Turkey says it won't launch ground action alone against ISIS
(CNN) -- Turkey's foreign minister insisted Thursday
that it is not "realistic" for the world to expect it alone to launch a
ground operation against ISIS, even as a monitoring group said the
extremists had seized a chunk of a key battleground town near its
border.
Speaking alongside the
visiting NATO Secretary General Jens Stoltenberg, Mevlut Cavusoglu also
contended that airstrikes alone would not solve the problem, saying that
they cannot change the balance of power or "clean the whole region of
ISIS and other terrorists."
The remarks will dismay many in Turkey who have demanded military intervention in Syria.
Turkey has taken in more
than 1.5 million people from Syria and Iraq, Cavusoglu said, including
some 200,000 Syrians from the Kobani region in recent days.

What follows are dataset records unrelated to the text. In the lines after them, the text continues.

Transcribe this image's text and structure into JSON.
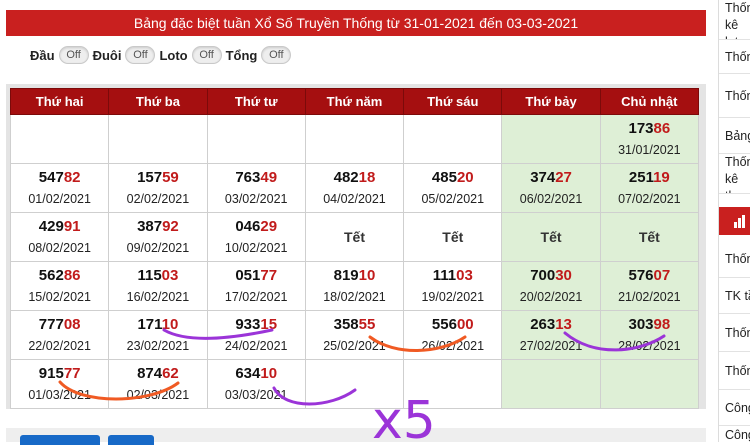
{
  "header": {
    "title": "Bảng đặc biệt tuần Xổ Số Truyền Thống từ 31-01-2021 đến 03-03-2021"
  },
  "toggles": [
    {
      "label": "Đầu",
      "state": "Off"
    },
    {
      "label": "Đuôi",
      "state": "Off"
    },
    {
      "label": "Loto",
      "state": "Off"
    },
    {
      "label": "Tổng",
      "state": "Off"
    }
  ],
  "table": {
    "headers": [
      "Thứ hai",
      "Thứ ba",
      "Thứ tư",
      "Thứ năm",
      "Thứ sáu",
      "Thứ bảy",
      "Chủ nhật"
    ],
    "rows": [
      [
        {
          "head": "",
          "tail": "",
          "date": ""
        },
        {
          "head": "",
          "tail": "",
          "date": ""
        },
        {
          "head": "",
          "tail": "",
          "date": ""
        },
        {
          "head": "",
          "tail": "",
          "date": ""
        },
        {
          "head": "",
          "tail": "",
          "date": ""
        },
        {
          "head": "",
          "tail": "",
          "date": ""
        },
        {
          "head": "173",
          "tail": "86",
          "date": "31/01/2021"
        }
      ],
      [
        {
          "head": "547",
          "tail": "82",
          "date": "01/02/2021"
        },
        {
          "head": "157",
          "tail": "59",
          "date": "02/02/2021"
        },
        {
          "head": "763",
          "tail": "49",
          "date": "03/02/2021"
        },
        {
          "head": "482",
          "tail": "18",
          "date": "04/02/2021"
        },
        {
          "head": "485",
          "tail": "20",
          "date": "05/02/2021"
        },
        {
          "head": "374",
          "tail": "27",
          "date": "06/02/2021"
        },
        {
          "head": "251",
          "tail": "19",
          "date": "07/02/2021"
        }
      ],
      [
        {
          "head": "429",
          "tail": "91",
          "date": "08/02/2021"
        },
        {
          "head": "387",
          "tail": "92",
          "date": "09/02/2021"
        },
        {
          "head": "046",
          "tail": "29",
          "date": "10/02/2021"
        },
        {
          "tet": "Tết"
        },
        {
          "tet": "Tết"
        },
        {
          "tet": "Tết"
        },
        {
          "tet": "Tết"
        }
      ],
      [
        {
          "head": "562",
          "tail": "86",
          "date": "15/02/2021"
        },
        {
          "head": "115",
          "tail": "03",
          "date": "16/02/2021"
        },
        {
          "head": "051",
          "tail": "77",
          "date": "17/02/2021"
        },
        {
          "head": "819",
          "tail": "10",
          "date": "18/02/2021"
        },
        {
          "head": "111",
          "tail": "03",
          "date": "19/02/2021"
        },
        {
          "head": "700",
          "tail": "30",
          "date": "20/02/2021"
        },
        {
          "head": "576",
          "tail": "07",
          "date": "21/02/2021"
        }
      ],
      [
        {
          "head": "777",
          "tail": "08",
          "date": "22/02/2021"
        },
        {
          "head": "171",
          "tail": "10",
          "date": "23/02/2021"
        },
        {
          "head": "933",
          "tail": "15",
          "date": "24/02/2021"
        },
        {
          "head": "358",
          "tail": "55",
          "date": "25/02/2021"
        },
        {
          "head": "556",
          "tail": "00",
          "date": "26/02/2021"
        },
        {
          "head": "263",
          "tail": "13",
          "date": "27/02/2021"
        },
        {
          "head": "303",
          "tail": "98",
          "date": "28/02/2021"
        }
      ],
      [
        {
          "head": "915",
          "tail": "77",
          "date": "01/03/2021"
        },
        {
          "head": "874",
          "tail": "62",
          "date": "02/03/2021"
        },
        {
          "head": "634",
          "tail": "10",
          "date": "03/03/2021"
        },
        {
          "head": "",
          "tail": "",
          "date": ""
        },
        {
          "head": "",
          "tail": "",
          "date": ""
        },
        {
          "head": "",
          "tail": "",
          "date": ""
        },
        {
          "head": "",
          "tail": "",
          "date": ""
        }
      ]
    ]
  },
  "annotation": {
    "text": "x5",
    "colors": {
      "purple": "#9b34d8",
      "orange": "#f05a23"
    }
  },
  "sidebar": {
    "items": [
      "Thống kê loto",
      "Thống",
      "Thống",
      "Bảng",
      "Thống kê theo",
      "Thống",
      "TK tần",
      "Thống",
      "Thống",
      "Công",
      "Công"
    ]
  },
  "colors": {
    "header_red": "#c9201f",
    "table_head": "#a50f10",
    "weekend_bg": "#deefd6",
    "tail_red": "#c11b1b"
  }
}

ISIS threat stirs Sunni Awakening
A resolution passed the Turkish Parliament last week authorizing action against ISIS.
And ISIS is inching closer to overtaking Kobani, a Kurdish enclave in Syria that's a stone's throw from the Turkish border.
The town, also known as
Ayn al-Arab, has been the scene of intense fighting and a string of
airstrikes by the U.S.-led coalition against ISIS fighters in recent
days.
Despite the desperate
efforts of Kurdish fighters, ISIS militants have managed to wrest
control of a third of its territory, the Syrian Observatory for Human
Rights, a London-based monitoring group, said Thursday.
It said 19 ISIS militants
and 15 Kurdish fighters were killed in battles in Kobani on Wednesday,
while 23 ISIS members were killed in U.S.-led coalition air strikes.
Protesters in Turkey,
many of them Kurds, are calling on the government to take tough action
and to allow fighters to go across the border to fight ISIS.
In some cases, the protests have turned violent, leaving at least 19 demonstrators dead and 145 injured.
Pentagon: Airstrikes won't save Kobani
U.S. airstrikes "are not going to save" Kobani, said Pentagon spokesman Rear Adm. John Kirby.
"I think we all should be steeling ourselves for that eventuality," he told reporters Wednesday.
"We've been very honest
about the limits of air power here. The ground forces that matter the
most are indigenous ground forces, and we don't have a willing, capable,
effective partner on the ground inside Syria right now -- it's just a
fact."
The greater U.S. strategy, Kirby said, is to degrade ISIS' ability to sustain itself.
Several senior U.S. administration officials said Kobani will soon fall to ISIS, which calls itself the Islamic State.
They downplayed the importance of it, saying the city is not a major U.S. concern.
But a look at the city
shows why it would mark an important strategic victory for the
militants. ISIS would control a complete swath of land between its
self-declared capital of Raqqa, Syria, and Turkey -- a stretch of more
than 100 kilometers (62 miles).
The United States wants
Turkey to do more, U.S. administration officials said, and is urging
Turkey to at least fire artillery at ISIS targets across the border.
But the Turkish
reluctance, the officials say, is wrapped up in the complex relationship
with their own Kurds and the idea that they don't want to help any of
the Kurds in any way.
'No discrimination'
In his remarks,
Cavusoglu rejected the suggestion that Turkey had hung back, saying it
has "never acted reluctantly on this issue."
He also denied that any "discrimination on a sectarian basis" was in play in Turkey's decisions.
But he urged the
protesters who've clashed with Turkish security forces "to evaluate
who's actually siding with the people of Kobani."
Turkey will continue to
provide humanitarian aid, he said, but he warned that pushing for more
action "would not be a good approach."
Stoltenberg praised
Turkey for its humanitarian commitment and said NATO would stand behind
it as a member state. The alliance already has Patriot missiles
stationed on Turkey's border to protect against missile attacks.